Un hashtag che in Italia ha avuto il suo omologo ed è diventato #quellavoltache dopo la denuncia di Asia Argento, che ha raccontato le violenze subite da un regista italiano (di cui non ha rivelato il nome) e da Harvey Weinstein, il potente produttore di Hollywood che ha scatenato l’effetto domino su altre segnalazioni di abusi da parte di attrici e donne dello spettacolo (ilfattoquotidiano.it ha lanciato l’iniziativa “ti racconto la mia”, per raccogliere storie e testimonianze).

Al secondo posto della classifica che vede in testa #MeToo, il presidente Donald Trump (che l’anno scorso la rivista ha definito il miliardario “presidente degli Stati divisi d’America”) e al terzo il presidente cinese Xi Jinping. Completano la cinquina il procuratore speciale Robert Mueller – titolare dell’inchiesta sul Russiagate – e il leader nordcoreano Kim Jong-un.

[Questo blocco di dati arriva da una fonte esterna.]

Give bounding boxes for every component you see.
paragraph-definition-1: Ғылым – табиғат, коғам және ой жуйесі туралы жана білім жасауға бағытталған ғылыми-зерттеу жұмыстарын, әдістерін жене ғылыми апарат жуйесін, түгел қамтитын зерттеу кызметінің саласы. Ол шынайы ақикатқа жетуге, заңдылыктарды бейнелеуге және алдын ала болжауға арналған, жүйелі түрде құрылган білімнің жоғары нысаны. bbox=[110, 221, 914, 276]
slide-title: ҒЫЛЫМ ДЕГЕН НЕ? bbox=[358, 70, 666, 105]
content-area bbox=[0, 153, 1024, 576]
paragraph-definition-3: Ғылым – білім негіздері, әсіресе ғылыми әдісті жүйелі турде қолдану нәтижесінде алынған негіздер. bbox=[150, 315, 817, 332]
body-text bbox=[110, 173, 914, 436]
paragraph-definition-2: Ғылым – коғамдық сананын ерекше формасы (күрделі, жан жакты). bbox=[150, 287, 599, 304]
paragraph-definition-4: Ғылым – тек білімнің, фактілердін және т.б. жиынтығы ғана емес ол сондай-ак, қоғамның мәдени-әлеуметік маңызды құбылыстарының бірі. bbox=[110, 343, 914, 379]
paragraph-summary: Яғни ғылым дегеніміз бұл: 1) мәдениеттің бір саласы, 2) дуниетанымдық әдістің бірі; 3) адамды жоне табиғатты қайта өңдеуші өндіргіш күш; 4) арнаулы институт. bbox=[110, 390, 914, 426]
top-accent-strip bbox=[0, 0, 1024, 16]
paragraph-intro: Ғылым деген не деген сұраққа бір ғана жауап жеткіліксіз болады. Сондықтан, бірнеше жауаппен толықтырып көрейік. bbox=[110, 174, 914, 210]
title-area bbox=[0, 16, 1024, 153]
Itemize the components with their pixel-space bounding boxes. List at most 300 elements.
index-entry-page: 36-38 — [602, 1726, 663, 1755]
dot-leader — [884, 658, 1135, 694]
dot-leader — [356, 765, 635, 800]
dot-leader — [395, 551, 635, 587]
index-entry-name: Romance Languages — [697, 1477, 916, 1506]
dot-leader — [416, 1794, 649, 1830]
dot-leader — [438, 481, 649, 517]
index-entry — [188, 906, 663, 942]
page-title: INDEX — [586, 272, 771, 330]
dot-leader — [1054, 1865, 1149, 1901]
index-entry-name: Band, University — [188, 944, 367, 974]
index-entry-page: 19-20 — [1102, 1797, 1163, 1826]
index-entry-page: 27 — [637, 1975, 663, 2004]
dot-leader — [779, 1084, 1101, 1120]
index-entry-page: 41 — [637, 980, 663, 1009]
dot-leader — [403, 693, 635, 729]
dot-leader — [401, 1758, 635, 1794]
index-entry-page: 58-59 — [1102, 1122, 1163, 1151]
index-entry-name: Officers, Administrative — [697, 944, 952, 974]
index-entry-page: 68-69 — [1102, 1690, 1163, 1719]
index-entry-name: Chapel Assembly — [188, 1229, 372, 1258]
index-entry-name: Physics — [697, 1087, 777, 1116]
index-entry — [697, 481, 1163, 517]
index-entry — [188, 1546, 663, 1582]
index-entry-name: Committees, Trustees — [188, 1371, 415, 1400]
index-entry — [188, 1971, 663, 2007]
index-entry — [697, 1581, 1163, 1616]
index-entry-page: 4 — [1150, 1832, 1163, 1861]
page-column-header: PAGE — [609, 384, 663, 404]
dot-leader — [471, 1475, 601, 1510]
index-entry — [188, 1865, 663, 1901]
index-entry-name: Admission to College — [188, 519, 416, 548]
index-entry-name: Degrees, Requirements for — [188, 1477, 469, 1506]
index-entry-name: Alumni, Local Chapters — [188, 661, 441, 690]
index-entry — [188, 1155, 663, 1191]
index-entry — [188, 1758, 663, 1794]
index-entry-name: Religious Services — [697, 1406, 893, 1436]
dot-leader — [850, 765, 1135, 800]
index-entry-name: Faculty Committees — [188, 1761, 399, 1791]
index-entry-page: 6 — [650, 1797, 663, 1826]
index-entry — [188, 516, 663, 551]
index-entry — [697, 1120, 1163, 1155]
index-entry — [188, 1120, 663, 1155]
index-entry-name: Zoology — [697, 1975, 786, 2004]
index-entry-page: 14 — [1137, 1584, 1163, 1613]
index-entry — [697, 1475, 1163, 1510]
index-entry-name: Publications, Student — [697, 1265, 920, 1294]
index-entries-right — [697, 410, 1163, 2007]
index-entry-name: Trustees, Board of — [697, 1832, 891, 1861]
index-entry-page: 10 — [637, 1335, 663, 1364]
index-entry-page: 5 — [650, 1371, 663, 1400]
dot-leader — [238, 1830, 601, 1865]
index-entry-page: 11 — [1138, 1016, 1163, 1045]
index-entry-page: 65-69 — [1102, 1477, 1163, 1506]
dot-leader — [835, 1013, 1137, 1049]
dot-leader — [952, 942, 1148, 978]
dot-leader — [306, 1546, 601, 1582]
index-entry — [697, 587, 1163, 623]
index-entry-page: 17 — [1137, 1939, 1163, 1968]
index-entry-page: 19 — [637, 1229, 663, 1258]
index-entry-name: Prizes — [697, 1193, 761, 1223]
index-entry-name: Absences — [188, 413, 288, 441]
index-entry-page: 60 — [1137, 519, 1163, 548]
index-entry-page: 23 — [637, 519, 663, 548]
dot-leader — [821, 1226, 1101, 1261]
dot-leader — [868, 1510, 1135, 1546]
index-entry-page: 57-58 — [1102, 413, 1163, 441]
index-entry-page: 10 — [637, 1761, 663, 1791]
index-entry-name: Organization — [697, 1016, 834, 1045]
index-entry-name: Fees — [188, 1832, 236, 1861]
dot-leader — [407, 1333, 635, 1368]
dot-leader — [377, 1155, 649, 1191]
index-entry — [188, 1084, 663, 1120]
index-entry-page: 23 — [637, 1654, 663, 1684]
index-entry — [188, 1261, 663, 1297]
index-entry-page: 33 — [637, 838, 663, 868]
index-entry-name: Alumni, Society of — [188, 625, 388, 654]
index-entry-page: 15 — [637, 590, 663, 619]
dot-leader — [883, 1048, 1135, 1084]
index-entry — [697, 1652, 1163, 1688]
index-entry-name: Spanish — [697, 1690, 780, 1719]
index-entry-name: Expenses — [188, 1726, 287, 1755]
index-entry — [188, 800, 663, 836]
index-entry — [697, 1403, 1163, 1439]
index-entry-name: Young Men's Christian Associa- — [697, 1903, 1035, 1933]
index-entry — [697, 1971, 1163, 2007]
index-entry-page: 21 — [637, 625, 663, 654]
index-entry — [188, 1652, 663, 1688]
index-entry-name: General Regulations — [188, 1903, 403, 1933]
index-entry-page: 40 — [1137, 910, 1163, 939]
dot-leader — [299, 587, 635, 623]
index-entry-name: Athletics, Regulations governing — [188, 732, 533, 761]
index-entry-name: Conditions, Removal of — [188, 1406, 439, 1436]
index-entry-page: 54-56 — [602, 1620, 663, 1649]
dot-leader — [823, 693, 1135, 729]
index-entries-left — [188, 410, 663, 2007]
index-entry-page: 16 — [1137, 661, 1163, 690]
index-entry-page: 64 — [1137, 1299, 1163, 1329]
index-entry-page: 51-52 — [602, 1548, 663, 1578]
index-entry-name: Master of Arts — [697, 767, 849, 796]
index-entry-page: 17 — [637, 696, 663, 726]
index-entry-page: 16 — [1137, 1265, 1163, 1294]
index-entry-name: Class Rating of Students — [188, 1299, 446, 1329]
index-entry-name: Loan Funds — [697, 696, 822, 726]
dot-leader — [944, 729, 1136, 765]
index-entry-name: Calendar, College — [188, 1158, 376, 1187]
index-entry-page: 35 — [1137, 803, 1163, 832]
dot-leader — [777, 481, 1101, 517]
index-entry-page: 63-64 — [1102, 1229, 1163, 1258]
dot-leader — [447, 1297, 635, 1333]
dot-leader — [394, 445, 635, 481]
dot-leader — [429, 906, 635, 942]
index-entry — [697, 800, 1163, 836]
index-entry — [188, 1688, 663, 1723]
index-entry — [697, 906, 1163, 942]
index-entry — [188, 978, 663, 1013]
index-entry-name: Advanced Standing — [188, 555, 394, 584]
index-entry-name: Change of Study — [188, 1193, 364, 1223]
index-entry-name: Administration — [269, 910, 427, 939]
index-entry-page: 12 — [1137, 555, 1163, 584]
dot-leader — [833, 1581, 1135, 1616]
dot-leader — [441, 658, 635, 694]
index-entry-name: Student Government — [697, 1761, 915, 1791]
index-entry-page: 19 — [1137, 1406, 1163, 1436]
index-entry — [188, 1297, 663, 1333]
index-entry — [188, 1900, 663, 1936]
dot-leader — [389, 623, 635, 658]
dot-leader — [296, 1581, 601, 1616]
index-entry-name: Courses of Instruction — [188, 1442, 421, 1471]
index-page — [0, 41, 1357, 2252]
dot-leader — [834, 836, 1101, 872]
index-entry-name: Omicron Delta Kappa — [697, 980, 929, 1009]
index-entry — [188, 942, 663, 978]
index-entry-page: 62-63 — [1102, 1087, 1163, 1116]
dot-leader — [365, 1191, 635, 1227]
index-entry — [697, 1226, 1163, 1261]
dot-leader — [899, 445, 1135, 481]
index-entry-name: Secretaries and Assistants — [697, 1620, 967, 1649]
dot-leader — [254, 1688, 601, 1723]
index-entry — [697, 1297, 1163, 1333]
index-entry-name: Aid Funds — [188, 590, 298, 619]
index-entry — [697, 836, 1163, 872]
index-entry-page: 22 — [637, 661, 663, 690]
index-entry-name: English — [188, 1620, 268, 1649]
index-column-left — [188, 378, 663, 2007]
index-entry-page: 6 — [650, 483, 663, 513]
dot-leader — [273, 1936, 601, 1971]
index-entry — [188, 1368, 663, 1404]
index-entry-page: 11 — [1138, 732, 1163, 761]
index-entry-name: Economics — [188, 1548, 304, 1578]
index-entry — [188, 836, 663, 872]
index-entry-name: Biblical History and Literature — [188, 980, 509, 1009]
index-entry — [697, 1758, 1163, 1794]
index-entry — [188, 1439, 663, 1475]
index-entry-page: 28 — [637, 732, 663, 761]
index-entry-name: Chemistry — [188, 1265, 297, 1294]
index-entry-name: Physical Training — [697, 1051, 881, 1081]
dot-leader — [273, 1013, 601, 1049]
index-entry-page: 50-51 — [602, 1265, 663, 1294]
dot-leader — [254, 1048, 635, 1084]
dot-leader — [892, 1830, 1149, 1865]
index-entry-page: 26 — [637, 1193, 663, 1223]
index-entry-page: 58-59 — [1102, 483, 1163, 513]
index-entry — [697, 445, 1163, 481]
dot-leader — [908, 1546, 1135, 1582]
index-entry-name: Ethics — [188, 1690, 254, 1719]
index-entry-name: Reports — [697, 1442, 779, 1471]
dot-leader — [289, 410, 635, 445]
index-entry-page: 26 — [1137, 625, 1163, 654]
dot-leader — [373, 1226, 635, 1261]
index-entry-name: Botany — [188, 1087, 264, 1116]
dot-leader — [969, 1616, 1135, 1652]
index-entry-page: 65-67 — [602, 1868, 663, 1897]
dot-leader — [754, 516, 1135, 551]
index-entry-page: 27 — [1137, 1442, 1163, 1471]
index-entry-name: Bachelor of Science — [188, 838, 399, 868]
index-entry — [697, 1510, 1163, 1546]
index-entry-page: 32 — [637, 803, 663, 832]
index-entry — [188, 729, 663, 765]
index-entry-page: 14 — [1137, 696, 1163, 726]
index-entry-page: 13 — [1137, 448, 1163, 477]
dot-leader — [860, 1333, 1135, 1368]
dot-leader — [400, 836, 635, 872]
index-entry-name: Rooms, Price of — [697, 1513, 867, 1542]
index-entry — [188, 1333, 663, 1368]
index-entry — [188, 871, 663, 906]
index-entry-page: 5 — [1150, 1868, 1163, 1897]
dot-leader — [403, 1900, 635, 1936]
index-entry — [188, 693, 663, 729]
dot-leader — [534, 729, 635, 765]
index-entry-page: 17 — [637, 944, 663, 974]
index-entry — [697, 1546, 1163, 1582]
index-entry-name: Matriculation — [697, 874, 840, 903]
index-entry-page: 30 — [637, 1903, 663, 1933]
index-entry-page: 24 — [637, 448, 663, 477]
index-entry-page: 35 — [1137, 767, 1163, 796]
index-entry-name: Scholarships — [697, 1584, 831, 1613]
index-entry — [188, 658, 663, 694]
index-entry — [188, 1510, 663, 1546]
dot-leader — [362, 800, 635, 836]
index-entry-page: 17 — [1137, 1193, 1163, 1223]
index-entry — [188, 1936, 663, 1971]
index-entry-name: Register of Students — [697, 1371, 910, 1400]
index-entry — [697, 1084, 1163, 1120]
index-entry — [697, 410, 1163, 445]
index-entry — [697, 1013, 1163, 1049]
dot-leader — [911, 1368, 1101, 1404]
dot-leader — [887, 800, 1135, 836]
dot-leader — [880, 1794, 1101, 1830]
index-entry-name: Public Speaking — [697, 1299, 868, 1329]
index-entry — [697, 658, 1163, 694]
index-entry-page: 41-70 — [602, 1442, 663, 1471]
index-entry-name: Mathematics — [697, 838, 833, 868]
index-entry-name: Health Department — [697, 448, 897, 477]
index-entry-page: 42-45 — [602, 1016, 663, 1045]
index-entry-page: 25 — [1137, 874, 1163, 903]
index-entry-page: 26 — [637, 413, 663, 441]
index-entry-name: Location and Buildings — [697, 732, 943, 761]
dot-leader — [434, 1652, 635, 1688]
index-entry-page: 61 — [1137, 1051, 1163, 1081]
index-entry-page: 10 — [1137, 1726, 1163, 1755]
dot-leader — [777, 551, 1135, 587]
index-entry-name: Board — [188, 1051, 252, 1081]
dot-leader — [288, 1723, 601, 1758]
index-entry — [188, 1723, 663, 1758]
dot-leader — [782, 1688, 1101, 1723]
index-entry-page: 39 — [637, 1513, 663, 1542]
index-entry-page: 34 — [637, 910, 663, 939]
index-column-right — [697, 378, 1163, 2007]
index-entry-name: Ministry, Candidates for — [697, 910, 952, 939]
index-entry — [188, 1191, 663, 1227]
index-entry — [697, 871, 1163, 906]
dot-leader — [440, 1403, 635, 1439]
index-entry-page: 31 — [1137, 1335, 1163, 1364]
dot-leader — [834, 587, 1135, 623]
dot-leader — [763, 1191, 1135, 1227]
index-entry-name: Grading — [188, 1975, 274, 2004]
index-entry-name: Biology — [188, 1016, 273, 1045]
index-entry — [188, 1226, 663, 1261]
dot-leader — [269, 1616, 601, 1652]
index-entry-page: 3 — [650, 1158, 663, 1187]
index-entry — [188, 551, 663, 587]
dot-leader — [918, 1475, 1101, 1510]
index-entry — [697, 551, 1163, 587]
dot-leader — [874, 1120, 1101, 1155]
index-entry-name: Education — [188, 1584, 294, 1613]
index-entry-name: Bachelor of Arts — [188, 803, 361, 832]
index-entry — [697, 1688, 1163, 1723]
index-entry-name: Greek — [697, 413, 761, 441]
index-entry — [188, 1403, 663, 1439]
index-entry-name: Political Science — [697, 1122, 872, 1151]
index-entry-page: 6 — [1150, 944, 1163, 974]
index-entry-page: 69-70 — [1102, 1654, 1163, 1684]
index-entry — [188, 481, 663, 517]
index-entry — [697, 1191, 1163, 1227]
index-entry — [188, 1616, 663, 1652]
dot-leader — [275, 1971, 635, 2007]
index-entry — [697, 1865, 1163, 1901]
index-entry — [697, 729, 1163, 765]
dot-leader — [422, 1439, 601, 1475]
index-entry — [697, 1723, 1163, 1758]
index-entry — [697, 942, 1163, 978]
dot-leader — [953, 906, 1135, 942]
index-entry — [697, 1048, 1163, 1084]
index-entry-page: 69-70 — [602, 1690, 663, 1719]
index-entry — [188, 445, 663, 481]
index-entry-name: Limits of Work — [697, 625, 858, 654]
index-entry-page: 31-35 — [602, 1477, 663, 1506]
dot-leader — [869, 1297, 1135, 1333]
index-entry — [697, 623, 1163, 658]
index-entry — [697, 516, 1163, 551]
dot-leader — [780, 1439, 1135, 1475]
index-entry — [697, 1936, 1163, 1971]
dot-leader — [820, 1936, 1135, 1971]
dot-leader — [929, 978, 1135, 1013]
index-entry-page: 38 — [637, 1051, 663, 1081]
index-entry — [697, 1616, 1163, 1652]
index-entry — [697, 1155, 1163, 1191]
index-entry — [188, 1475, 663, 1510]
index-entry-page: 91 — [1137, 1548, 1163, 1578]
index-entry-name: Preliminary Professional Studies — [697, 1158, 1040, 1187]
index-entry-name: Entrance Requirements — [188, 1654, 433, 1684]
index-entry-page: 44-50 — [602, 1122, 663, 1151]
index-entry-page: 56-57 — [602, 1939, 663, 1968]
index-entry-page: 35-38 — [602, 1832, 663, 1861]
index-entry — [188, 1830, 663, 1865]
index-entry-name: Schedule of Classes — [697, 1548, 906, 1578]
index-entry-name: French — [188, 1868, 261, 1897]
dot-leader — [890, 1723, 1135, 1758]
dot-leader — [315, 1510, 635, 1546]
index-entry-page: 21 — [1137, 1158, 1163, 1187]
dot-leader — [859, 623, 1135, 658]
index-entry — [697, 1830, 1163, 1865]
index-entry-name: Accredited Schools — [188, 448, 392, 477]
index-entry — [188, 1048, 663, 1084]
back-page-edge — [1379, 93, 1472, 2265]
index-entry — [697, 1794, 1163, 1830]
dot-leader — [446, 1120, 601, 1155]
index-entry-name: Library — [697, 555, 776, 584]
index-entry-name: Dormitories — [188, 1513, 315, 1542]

The Silence Breakers. The Voices that launched a Movement” (coloro che hanno rotto il silenzio. Le voci che hanno lanciato un movimento) è il titolo di copertina, con la foto di cinque donne (e il gomito di una sesta) vestite di nero: sono l’attrice ha lanciato l’hashtag, Tarana Burke, le attrici Rose McGowan, Selma Blair, Ashley Judd e la cantante Taylor Swift. “Questo è il cambiamento sociale più rapido che abbiamo visto negli ultimi decenni, è iniziato con singoli atti di coraggio da parte di centinaia di donne – e anche di alcuni uomini – che si sono fatti avanti per raccontare le loro storie“, ha commentato oggi il direttore di Time Edward Felsenthal al programma Today della NBC. La rivista peraltro è recentemente entrata in polemica con Trump, convinto che l’avessero contattato per rinominarlo persona dell’anno per la seconda volta consecutiva. Una ricostruzione che, però, Time ha smentito.